HIV-1 is still a major public health problem and one of the priorities of the World Health Organization. The development of HAART against HIV was a considerable advance for infected individuals, but this life-long treatment does only block virus replication, and no viral eradication is obtained. Furthermore, HAART may exhibit long-term toxicity and may eventually lead to the emergence of drug-resistant viral variants.

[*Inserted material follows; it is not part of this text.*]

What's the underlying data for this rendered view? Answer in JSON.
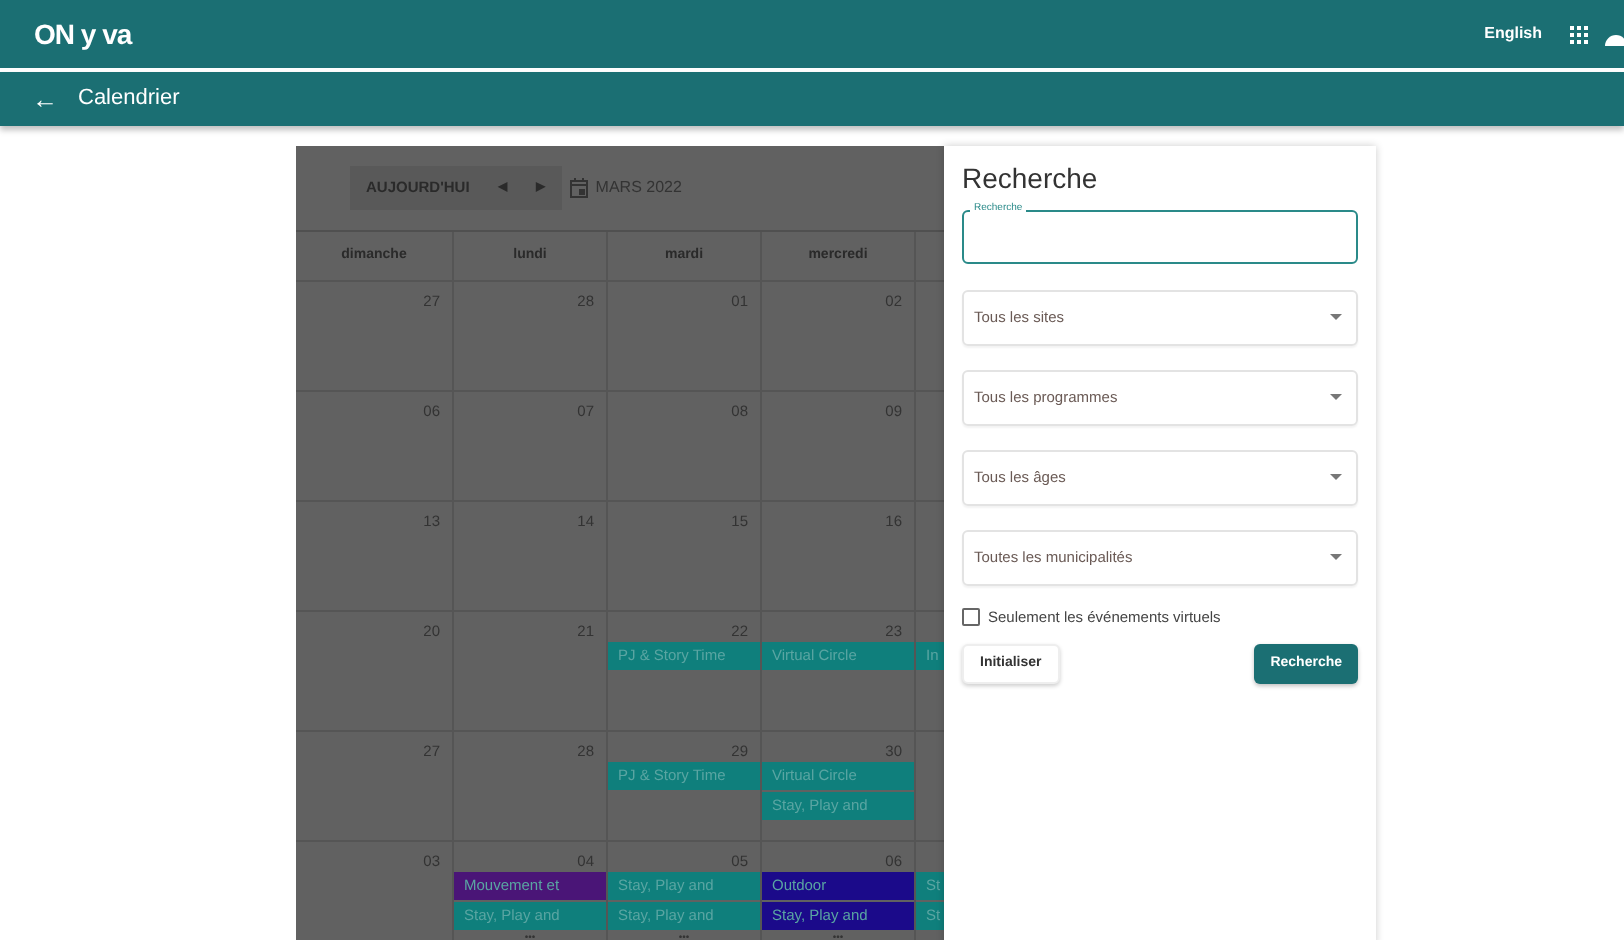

We explore a new durable therapeutic intervention based on a gene therapy that induces RNA interference (RNAi) against HIV-1. In this pre-clinical research setting, "humanized" experimental mouse models are of interest considering the relative ease of handling and relatively low cost as compared to non-human primates.

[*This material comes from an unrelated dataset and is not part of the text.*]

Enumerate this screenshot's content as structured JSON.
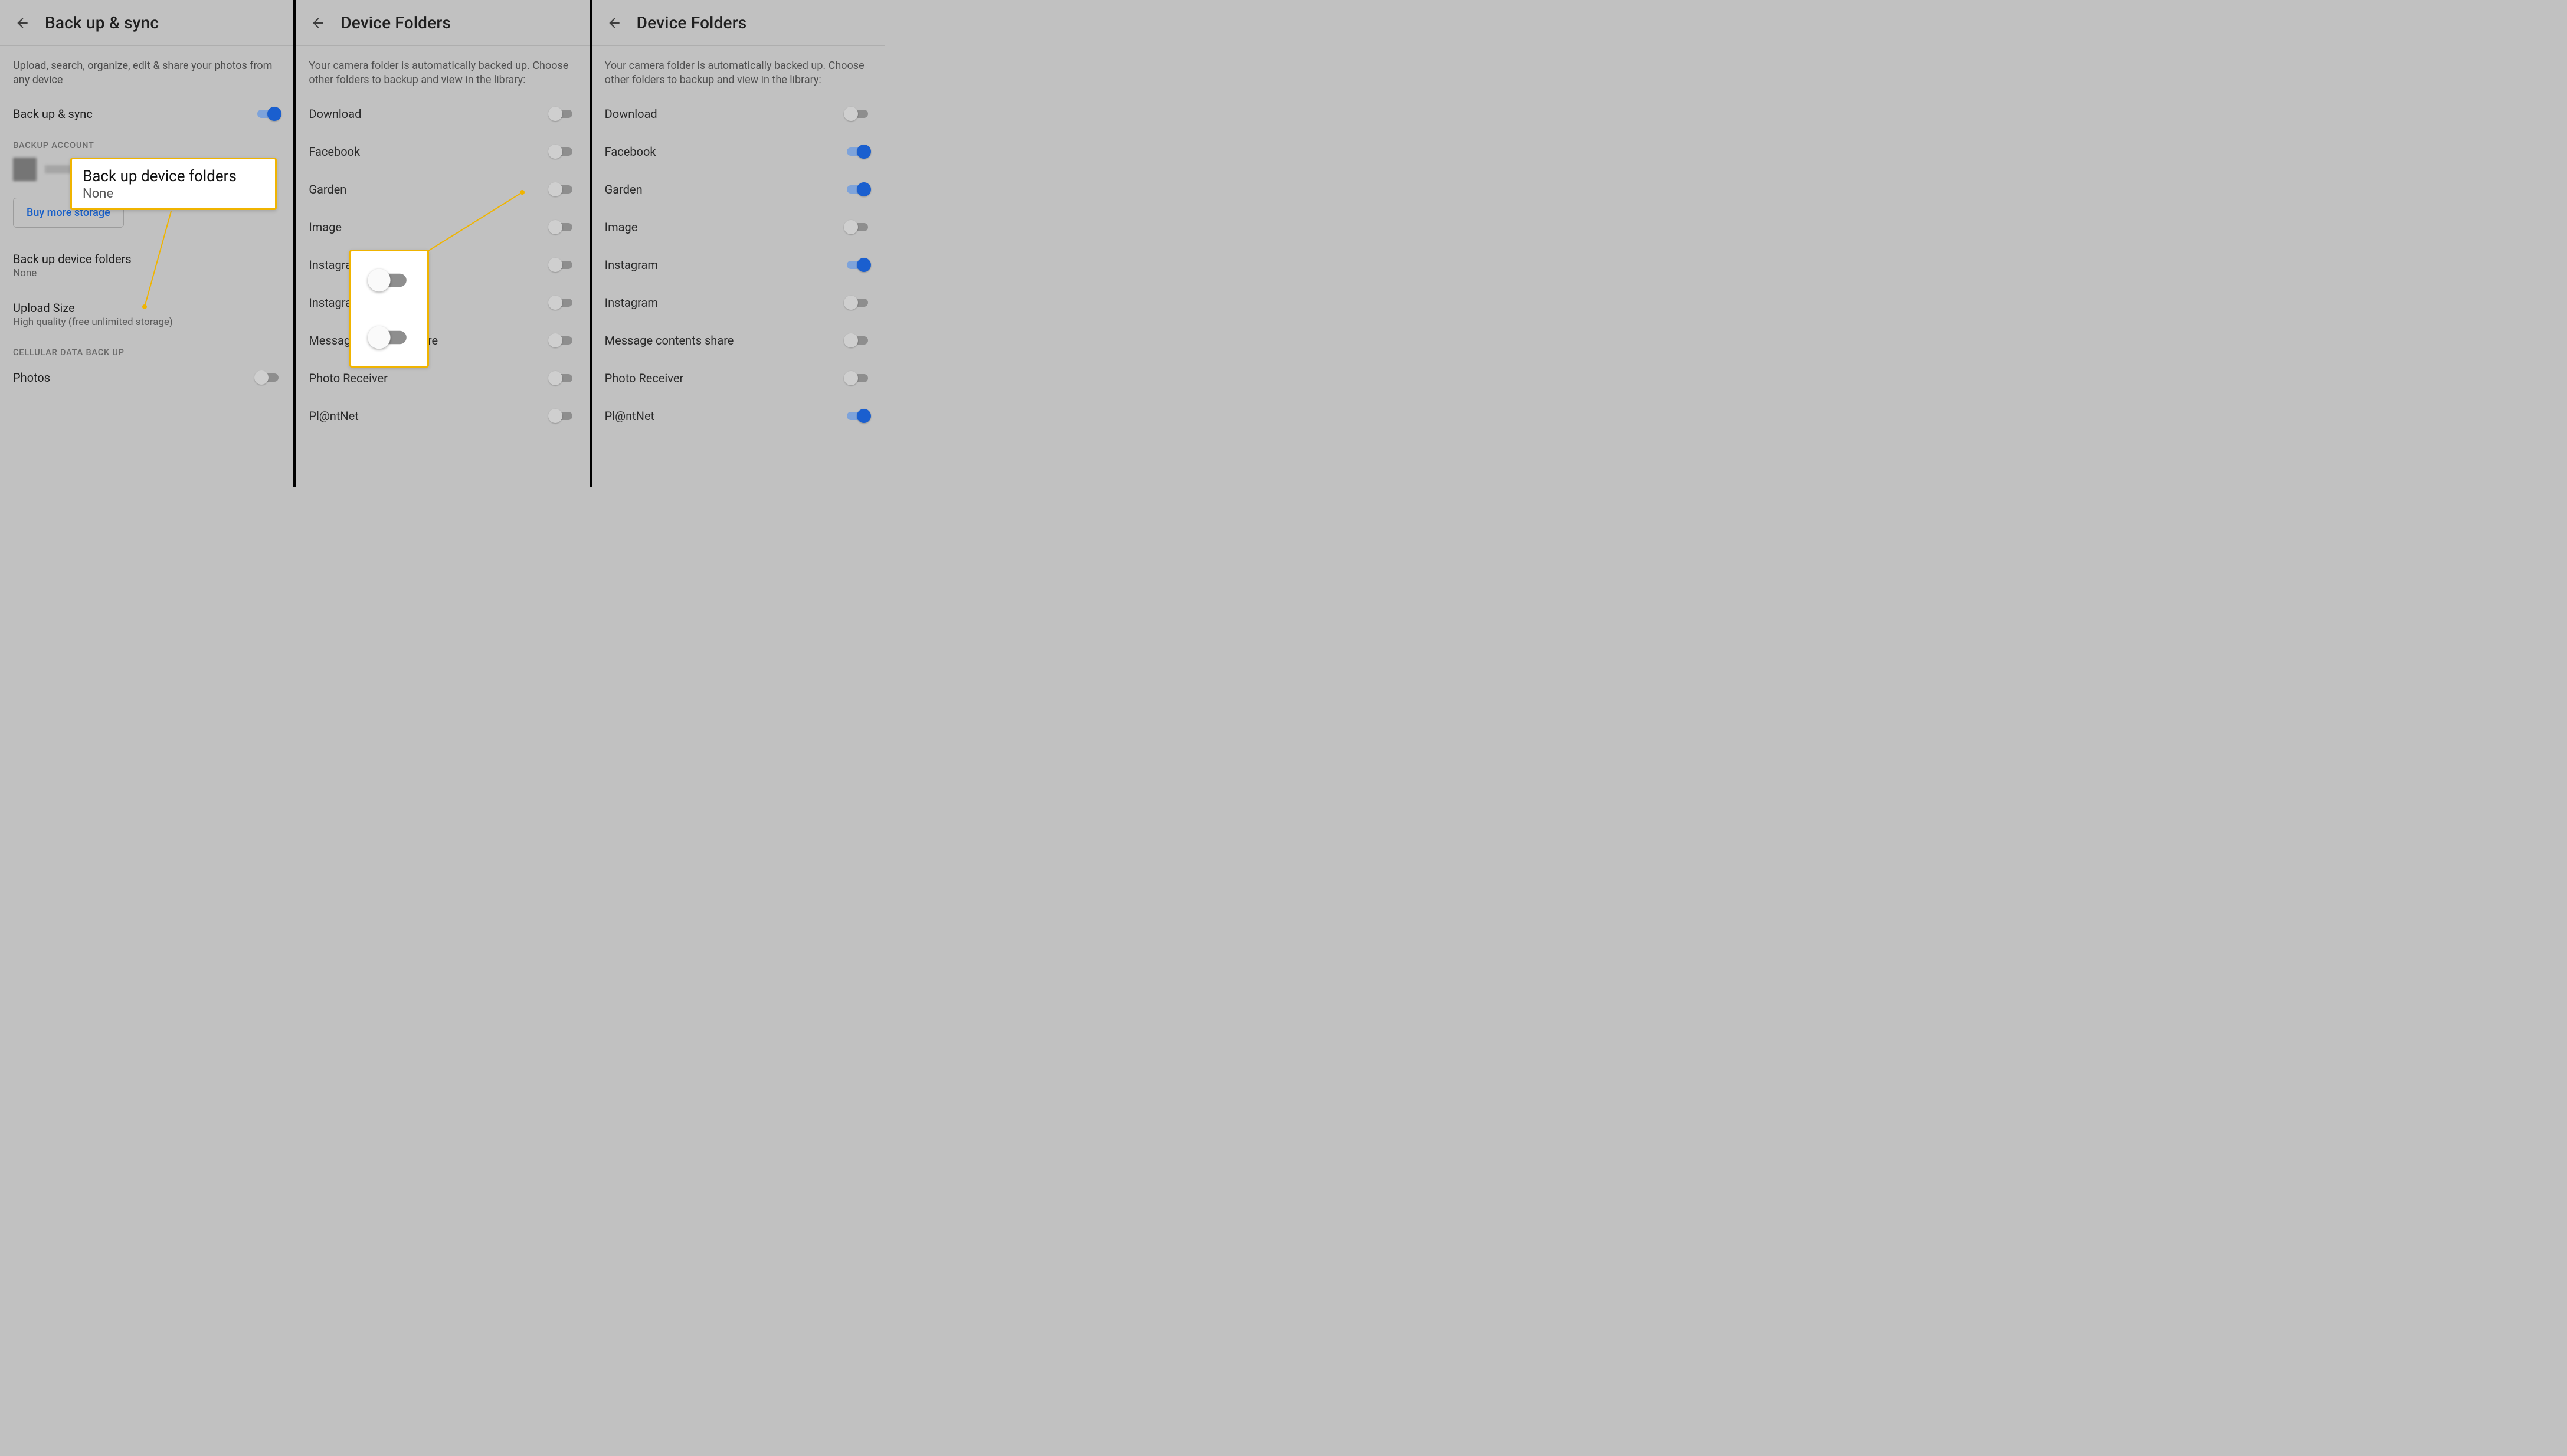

We have developed an RNAi gene therapy based on the transduction of human hematopoietic progenitor cells (HPC) with lentiviral vectors encoding short-hairpin RNAs to induce silencing of HIV genes. We have tested the efficacy and safety of such a shRNA-based gene therapy strategy in the "Human Immune System" (HIS) BALB/c Rag2-/-IL-2Rγc-/- mouse model, which are reconstituted with human HPC that were first transduced ex vivo with a lentiviral vector expressing the antiviral shRNAs.
We observed a normal in vivo development of the human immune system with a good recovery of human shRNA+cells for the candidate shPol47, shPol1 and shRT5 inhibitors. However, the in vivo recovery of human shGag5-transduced cells was extremely poor, suggesting a negative impact of this specific shRNA on the development of the human immune system. When these 4 shRNAs were combined in a single lentiviral vector (R4), we observed a similar negative off-target effect due to the shGag5 component. Upon removal of shGag5 as in vector R3, transduction of human HPC results in a normal differentiation of the human immune system, highlighting the in vivo safety of this candidate R3 gene therapy vector for a clinical trial. Moreover, human HPC expressing the antiviral shNef generate human CD4+T cells with the ability to resist HIV-1 replication in a sequence specific manner.
Overall, these results underscore the usefulness of the HIS (BALB-Rag/γ) mouse model for testing the safety and efficacy of durable anti-HIV gene therapy approaches. In this model, human HPC expressing anti-HIV-1 shRNA give rise to multi-lineage reconstitution of the immune system in vivo and generate CD4+ T cells that are not susceptible for HIV-1 replication.